In classical Buddhist cosmology, Akaniṣṭha (Pali: Akaniṭṭha, meaning "Nothing Higher", "Unsurpassed") is the highest of the Pure Abodes, and thus the highest of all the form realms. It is the realm where devas like Maheśvara live.

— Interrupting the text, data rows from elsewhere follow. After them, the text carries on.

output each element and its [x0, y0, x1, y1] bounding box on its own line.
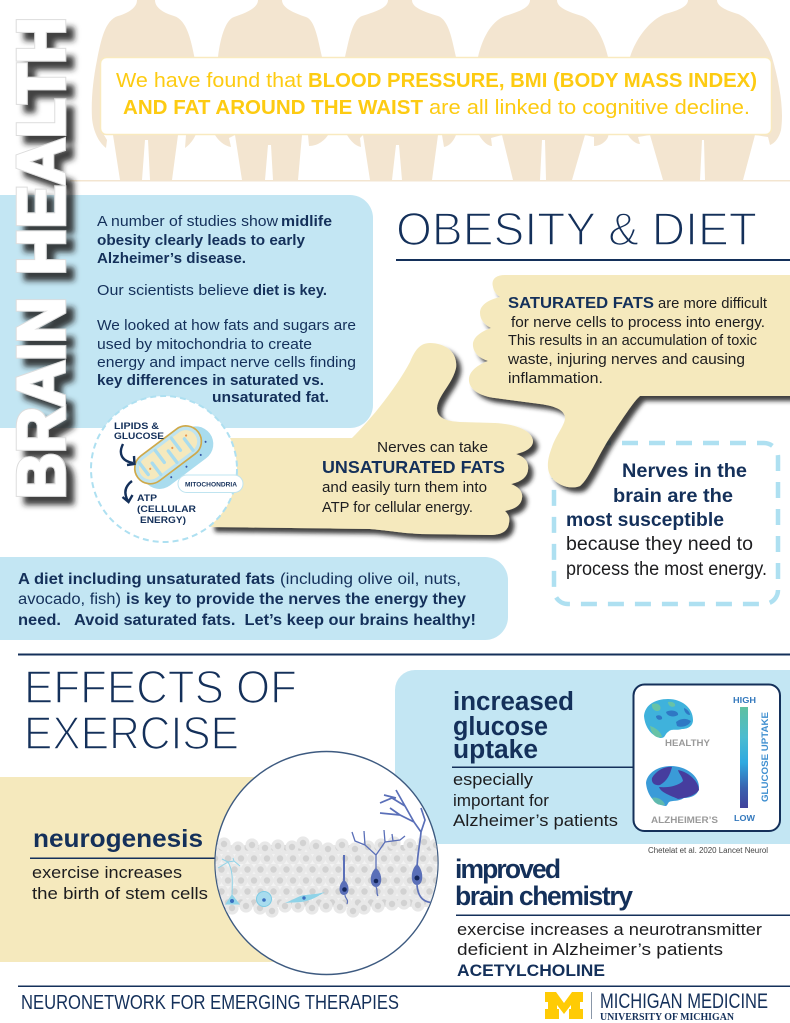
- mitochondria diagram: [91, 396, 243, 542]
- label: mitochondria pill: [178, 475, 243, 492]
- label: low: LOW: [734, 813, 756, 823]
- panel: healthy diet advice: is key to provide the nerves the energy they: [126, 591, 466, 608]
- heading: improved brain chemistry: [455, 854, 790, 916]
- thumbs down: saturated fats: waste, injuring nerves and causing: [507, 352, 745, 368]
- panel: midlife obesity: used by mitochondria to create: [97, 337, 312, 353]
- label: high: HIGH: [733, 695, 756, 705]
- panel: increased glucose uptake: increased: [453, 688, 574, 716]
- label: mitochondria pill: MITOCHONDRIA: [185, 482, 237, 488]
- callout: blood pressure, BMI and waist fat: AND FAT AROUND THE WAIST: [123, 97, 423, 119]
- thumbs up: unsaturated fats: and easily turn them into: [322, 479, 487, 496]
- text block: acetylcholine: exercise increases a neurotransmitter: [457, 920, 762, 939]
- heading: improved brain chemistry: improved: [455, 854, 561, 884]
- vertical title: brain health: BRAIN: [4, 297, 79, 499]
- label: lipids and glucose: LIPIDS &: [114, 421, 160, 431]
- mitochondria diagram: ENERGY): [140, 515, 186, 526]
- callout: nerves most susceptible: brain are the: [613, 485, 733, 507]
- panel: midlife obesity: midlife: [281, 214, 332, 230]
- panel: midlife obesity: A number of studies show: [97, 214, 279, 230]
- panel: increased glucose uptake: especially: [453, 770, 534, 789]
- icon: branching neuron: [352, 830, 405, 896]
- heading: improved brain chemistry: brain chemistry: [455, 881, 633, 911]
- thumbs down: saturated fats: [469, 275, 790, 487]
- panel: neurogenesis: the birth of stem cells: [32, 884, 208, 903]
- panel: healthy diet advice: avocado, fish): [18, 591, 121, 608]
- panel: midlife obesity: Our scientists believe: [97, 283, 249, 299]
- citation: Chetelat et al. 2020 Lancet Neurol: [648, 846, 768, 855]
- panel: midlife obesity: obesity clearly leads to early: [97, 233, 305, 249]
- legend: colour scale: [740, 707, 748, 808]
- panel: midlife obesity: Alzheimer’s disease.: [97, 251, 246, 267]
- label: Alzheimer's: ALZHEIMER’S: [651, 815, 718, 825]
- panel: healthy diet advice: [0, 557, 508, 640]
- panel: midlife obesity: diet is key.: [253, 283, 327, 299]
- callout: blood pressure, BMI and waist fat: are all linked to cognitive decline.: [429, 97, 750, 119]
- heading: effects of exercise: EFFECTS OF: [24, 661, 297, 713]
- callout: nerves most susceptible: [554, 443, 778, 604]
- icon: mature neuron: [380, 790, 436, 903]
- heading: effects of exercise: [24, 661, 297, 759]
- panel: healthy diet advice: A diet including unsaturated fats: [18, 571, 275, 588]
- footer: neuronetwork: NEURONETWORK FOR EMERGING THERAPIES: [21, 991, 399, 1014]
- thumbs down: saturated fats: This results in an accumulation of toxic: [508, 333, 757, 349]
- callout: blood pressure, BMI and waist fat: BLOOD PRESSURE, BMI (BODY MASS INDEX): [308, 70, 757, 92]
- label: healthy: HEALTHY: [665, 738, 710, 748]
- vertical title: brain health: BRAIN: [4, 297, 79, 499]
- thumbs up: unsaturated fats: Nerves can take: [377, 439, 488, 456]
- mitochondria diagram: (CELLULAR: [137, 504, 196, 515]
- arrow: into mitochondrion: [121, 444, 134, 465]
- panel: increased glucose uptake: important for: [453, 791, 549, 810]
- arrow: out to ATP: [122, 481, 132, 502]
- icon: block M: [545, 992, 583, 1019]
- thumbs down: saturated fats: for nerve cells to process into energy.: [511, 315, 765, 331]
- silhouettes: five figures of increasing body size: [70, 0, 790, 182]
- thumbs down: saturated fats: are more difficult: [658, 296, 767, 312]
- panel: healthy diet advice: Avoid saturated fats. Let’s keep our brains healthy!: [74, 612, 476, 629]
- panel: neurogenesis: exercise increases: [32, 863, 182, 882]
- panel: midlife obesity: unsaturated fat.: [212, 390, 329, 406]
- icon: maturing neuron: [340, 855, 348, 904]
- callout: nerves most susceptible: Nerves in the: [622, 460, 747, 482]
- thumbs up: unsaturated fats: ATP for cellular energy.: [322, 499, 473, 516]
- mitochondria diagram: GLUCOSE: [114, 431, 164, 441]
- text block: acetylcholine: ACETYLCHOLINE: [457, 962, 605, 980]
- callout: nerves most susceptible: because they need to: [566, 533, 753, 555]
- vertical title: brain health: HEALTH: [4, 17, 79, 275]
- text block: acetylcholine: [457, 920, 762, 980]
- icon: stem cell: [256, 892, 272, 906]
- icon: healthy brain: [644, 699, 693, 738]
- panel: midlife obesity: We looked at how fats and sugars are: [97, 318, 356, 334]
- panel: midlife obesity: key differences in saturated vs.: [97, 373, 324, 389]
- vertical title: brain health: HEALTH: [4, 17, 79, 275]
- panel: midlife obesity: energy and impact nerve cells finding: [97, 355, 356, 371]
- icon: young neuron: [218, 858, 240, 904]
- panel: increased glucose uptake: [395, 670, 790, 844]
- thumbs up: unsaturated fats: [200, 343, 533, 535]
- callout: blood pressure, BMI and waist fat: We have found that: [116, 70, 302, 92]
- logo: Michigan Medicine: UNIVERSITY OF MICHIGAN: [600, 1012, 734, 1023]
- chart: glucose uptake brain scans: [634, 684, 780, 831]
- illustration: neurons in tissue circle: [212, 752, 443, 974]
- logo: Michigan Medicine: [545, 990, 768, 1023]
- panel: increased glucose uptake: Alzheimer’s patients: [453, 811, 618, 830]
- panel: healthy diet advice: (including olive oil, nuts,: [280, 571, 461, 588]
- panel: midlife obesity: [0, 195, 373, 428]
- panel: neurogenesis: neurogenesis: [33, 825, 203, 853]
- thumbs up: unsaturated fats: UNSATURATED FATS: [322, 457, 505, 477]
- icon: mitochondrion: [129, 415, 220, 498]
- icon: Alzheimer's brain: [646, 766, 699, 806]
- text block: acetylcholine: deficient in Alzheimer’s patients: [457, 940, 723, 959]
- panel: increased glucose uptake: uptake: [453, 736, 538, 764]
- callout: nerves most susceptible: process the most energy.: [566, 558, 767, 580]
- callout: blood pressure, BMI and waist fat: [100, 58, 772, 134]
- icon: migrating cell: [285, 892, 325, 903]
- heading: effects of exercise: EXERCISE: [24, 707, 239, 759]
- heading: obesity and diet: OBESITY & DIET: [396, 203, 757, 255]
- thumbs down: saturated fats: SATURATED FATS: [508, 295, 654, 312]
- label: glucose uptake axis: GLUCOSE UPTAKE: [760, 712, 770, 802]
- thumbs down: saturated fats: inflammation.: [508, 371, 603, 387]
- callout: nerves most susceptible: most susceptible: [566, 509, 724, 531]
- vertical title: brain health: [4, 17, 79, 499]
- label: ATP: ATP: [137, 493, 158, 504]
- panel: increased glucose uptake: glucose: [453, 713, 548, 741]
- panel: healthy diet advice: need.: [18, 612, 61, 629]
- panel: neurogenesis: [0, 777, 280, 962]
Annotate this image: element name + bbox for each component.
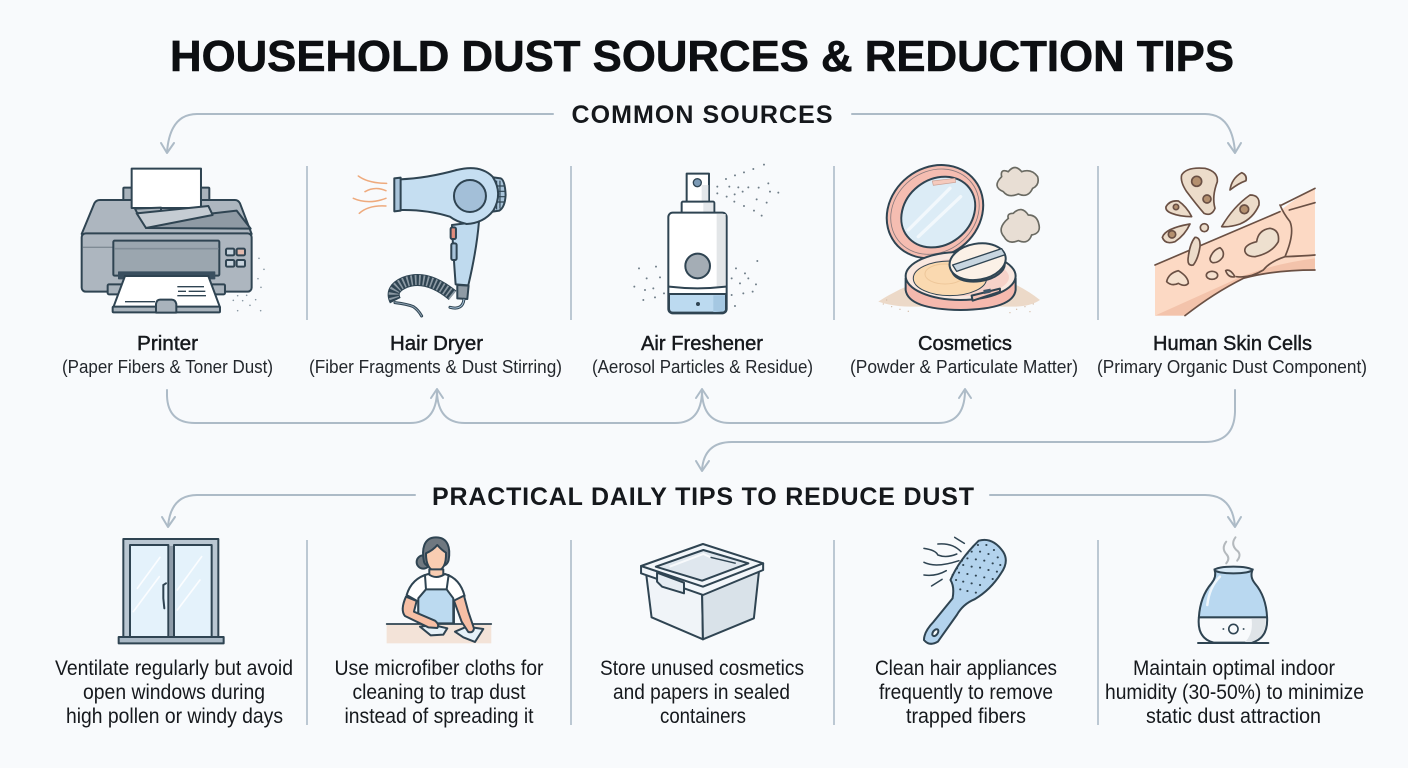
arrow: skin cells to tips	[696, 390, 1235, 471]
arrow: printer to hair dryer	[167, 389, 443, 423]
tip: ventilate: high pollen or windy days	[66, 705, 283, 728]
tip: humidity: humidity (30-50%) to minimize	[1105, 681, 1364, 704]
tip: microfiber cloths: cleaning to trap dust	[352, 681, 526, 704]
tip: ventilate	[55, 657, 293, 728]
tip: sealed containers: and papers in sealed	[613, 681, 790, 704]
tip: clean hair appliances: trapped fibers	[906, 705, 1026, 728]
label: human skin cells	[1097, 333, 1367, 377]
tip: humidity: Maintain optimal indoor	[1133, 657, 1335, 680]
icon: cosmetics compact	[868, 146, 1040, 313]
tip: sealed containers: Store unused cosmetics	[600, 657, 804, 680]
icon: air freshener	[634, 165, 778, 313]
tip: clean hair appliances: frequently to remove	[879, 681, 1053, 704]
arrow: hair dryer to air freshener	[437, 389, 708, 423]
tip: ventilate: Ventilate regularly but avoid	[55, 657, 293, 680]
label: hair dryer	[309, 333, 562, 377]
tip: microfiber cloths: instead of spreading it	[344, 705, 534, 728]
label: cosmetics: Cosmetics	[918, 333, 1012, 355]
label: hair dryer: (Fiber Fragments & Dust Stirring)	[309, 356, 562, 377]
tip: humidity: static dust attraction	[1146, 705, 1321, 728]
label: air freshener: (Aerosol Particles & Residue)	[592, 356, 813, 377]
icon: window	[119, 539, 224, 643]
tip: microfiber cloths	[334, 657, 544, 728]
label: printer	[62, 333, 273, 377]
title: HOUSEHOLD DUST SOURCES & REDUCTION TIPS	[170, 32, 1234, 81]
tip: ventilate: open windows during	[83, 681, 265, 704]
arrow: common sources to right	[852, 114, 1241, 153]
arrow: common sources to left	[161, 114, 553, 153]
tip: clean hair appliances	[875, 657, 1057, 728]
tip: sealed containers	[600, 657, 804, 728]
label: cosmetics: (Powder & Particulate Matter)	[850, 356, 1078, 377]
icon: humidifier	[1198, 537, 1268, 643]
label: cosmetics	[850, 333, 1078, 377]
icon: person cleaning	[387, 537, 491, 643]
tip: clean hair appliances: Clean hair appliances	[875, 657, 1057, 680]
icon: printer	[82, 169, 264, 313]
label: hair dryer: Hair Dryer	[390, 333, 483, 355]
arrow: air freshener to cosmetics	[702, 389, 971, 423]
arrow: tips to left	[162, 495, 415, 527]
label: printer: (Paper Fibers & Toner Dust)	[62, 356, 273, 377]
arrow: tips to right	[990, 495, 1241, 527]
label: air freshener	[592, 333, 813, 377]
heading: common sources: COMMON SOURCES	[572, 101, 832, 129]
icon: hair brush	[924, 537, 1006, 644]
icon: hair dryer	[353, 168, 506, 316]
tip: sealed containers: containers	[660, 705, 746, 728]
label: air freshener: Air Freshener	[641, 333, 763, 355]
tip: microfiber cloths: Use microfiber cloths for	[334, 657, 544, 680]
tip: humidity	[1105, 657, 1364, 728]
icon: human skin cells	[1155, 168, 1315, 316]
label: human skin cells: Human Skin Cells	[1153, 333, 1312, 355]
icon: storage container	[641, 544, 763, 639]
label: human skin cells: (Primary Organic Dust Component)	[1097, 356, 1367, 377]
label: printer: Printer	[137, 333, 198, 355]
heading: practical tips: PRACTICAL DAILY TIPS TO REDUCE DUST	[432, 483, 974, 511]
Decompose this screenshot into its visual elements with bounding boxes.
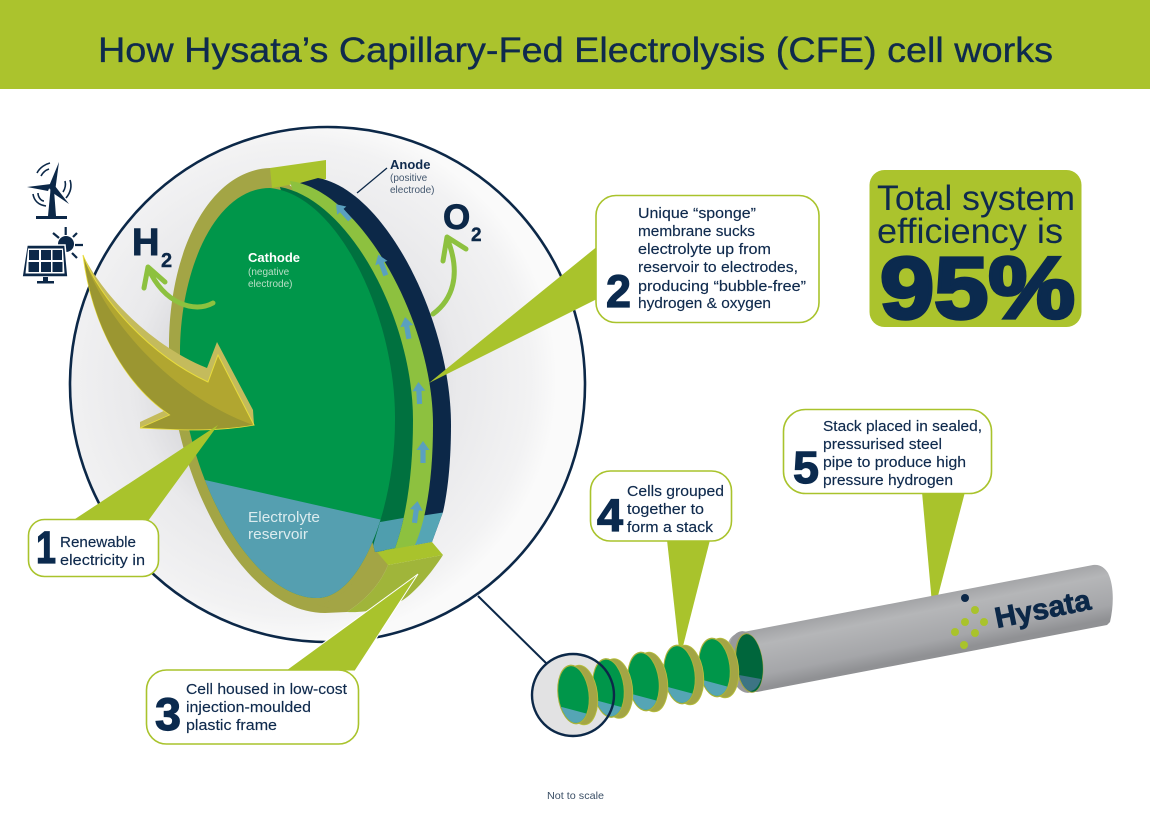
callout 4: 4 (597, 490, 623, 541)
callout 4 (590, 471, 732, 541)
icon: wind turbine (27, 162, 71, 219)
sponge membrane (290, 181, 433, 552)
callout 2: hydrogen & oxygen (638, 296, 771, 312)
anode label: (positive (390, 173, 428, 184)
callout 3: injection-moulded (186, 700, 311, 716)
not to scale note: Not to scale (547, 790, 604, 802)
callout 3 (146, 670, 358, 744)
frame lower corner (317, 542, 443, 612)
steel pipe (724, 565, 1113, 695)
electrolyte in dark layer (373, 518, 404, 552)
stack lens circle fill (532, 654, 614, 736)
O2 label: 2 (471, 225, 482, 246)
callout 5: Stack placed in sealed, (823, 419, 982, 435)
H2 label (132, 222, 172, 272)
efficiency panel: Total system (877, 179, 1075, 218)
callout 3: Cell housed in low-cost (186, 682, 347, 698)
cathode label: electrode) (248, 279, 292, 290)
callout 1: 1 (36, 522, 56, 573)
callout 4: together to (627, 502, 704, 518)
anode label (357, 157, 434, 196)
title: How Hysata’s Capillary-Fed Electrolysis (CFE) cell works (98, 31, 1053, 70)
callout 4: form a stack (627, 520, 714, 536)
header banner (0, 0, 1150, 89)
callout 4: Cells grouped (627, 484, 724, 500)
cell frame (169, 160, 395, 613)
anode label: Anode (390, 157, 430, 172)
efficiency panel: efficiency is (877, 212, 1063, 251)
cathode label (248, 250, 300, 290)
H2 label: H (132, 222, 159, 264)
efficiency panel: 95% (880, 240, 1075, 337)
electrolyte reservoir (205, 480, 380, 598)
callout 2: 2 (606, 266, 631, 317)
dark green layer (280, 187, 413, 552)
pointer 4 (667, 540, 710, 658)
connector line to stack detail (478, 596, 546, 663)
callout 5: pressure hydrogen (823, 473, 953, 489)
H2 arrow (144, 267, 213, 307)
callout 5: pressurised steel (823, 437, 942, 453)
electrolyte flow arrows (331, 200, 430, 524)
O2 label: O (443, 198, 470, 237)
callout 1: electricity in (60, 553, 145, 569)
renewable electricity arrow (83, 255, 254, 430)
callout 5: pipe to produce high (823, 455, 966, 471)
cathode label: Cathode (248, 250, 300, 265)
pointer 5 (922, 492, 965, 615)
pointer 1 (72, 425, 218, 521)
O2 label (443, 198, 482, 246)
callout 2: producing “bubble-free” (638, 279, 806, 295)
anode (300, 178, 451, 552)
electrolyte reservoir label (248, 510, 320, 543)
Hysata logo (951, 584, 1094, 649)
cells (554, 636, 742, 727)
icon: solar panel (22, 227, 83, 284)
anode label: electrode) (390, 185, 434, 196)
electrolyte reservoir label: Electrolyte (248, 510, 320, 526)
Hysata logo: Hysata (992, 584, 1094, 635)
callout 5: 5 (793, 442, 819, 493)
callout 3: 3 (155, 689, 181, 740)
pointer 3 (285, 574, 418, 671)
cathode (180, 188, 395, 598)
callout 1 (28, 520, 158, 576)
pointer 2 (429, 245, 599, 383)
callout 2: membrane sucks (638, 224, 755, 240)
stack lens circle outline (532, 654, 614, 736)
H2 label: 2 (161, 250, 172, 272)
callout 2 (596, 196, 819, 322)
efficiency panel (870, 170, 1082, 337)
callout 5 (784, 410, 992, 494)
callout 2: reservoir to electrodes, (638, 260, 798, 276)
cathode label: (negative (248, 267, 290, 278)
O2 arrow (433, 237, 466, 314)
callout 1: Renewable (60, 535, 136, 551)
callout 3: plastic frame (186, 718, 277, 734)
magnified cell lens (70, 127, 585, 642)
stack of cells and steel pipe (532, 565, 1113, 736)
electrolyte reservoir label: reservoir (248, 527, 308, 543)
callout 2: electrolyte up from (638, 242, 771, 258)
electrolyte behind layers (377, 512, 443, 552)
callout 2: Unique “sponge” (638, 206, 756, 222)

In Theravada Buddhism, Akanittha or Akaniṣṭha is one of the 31 planes of existence, and is the highest of the Brahma realms

In Mahayana Buddhism, Akaniṣṭha is also a name for the Pure Land (Buddhafield) of the Buddha Vairocana. This is also the setting of the Ghanavyūha Sūtra.
Tibetan Buddhism, Akaniṣṭha (Tib. 'og min) often describes three Akaniṣṭhas:

1. The Ultimate Akaniṣṭha, the formless state of dharmakaya, the dharmadhatu, i.e. the ultimate reality.
2. The Densely Arrayed Akaniṣṭha (Tib. 'Og min rgyan stug po bkod pa; Skt. Ghanavyūhakaniṣṭha), or the "Symbolic Akaniṣṭha" which is the realm of sambhogakaya. "Ghanavyūha Akaniṣṭha", refers to the pure Saṃbhogakāya Buddha field out of which emanate all Nirmāṇakāya Buddhas and Buddhafields such as Sukhāvati. It is the supreme Buddhafield in which all Buddhas attain Buddhahood. The Saṃbhogakāya Buddha Vajradhara is said to have taught the Vajrayana in the realm of Akaniṣṭha Ghanavyūha.
3. The Mundane Akaniṣṭha, which is the highest pure level of the form realm, which is the sphere of nirmanakayas.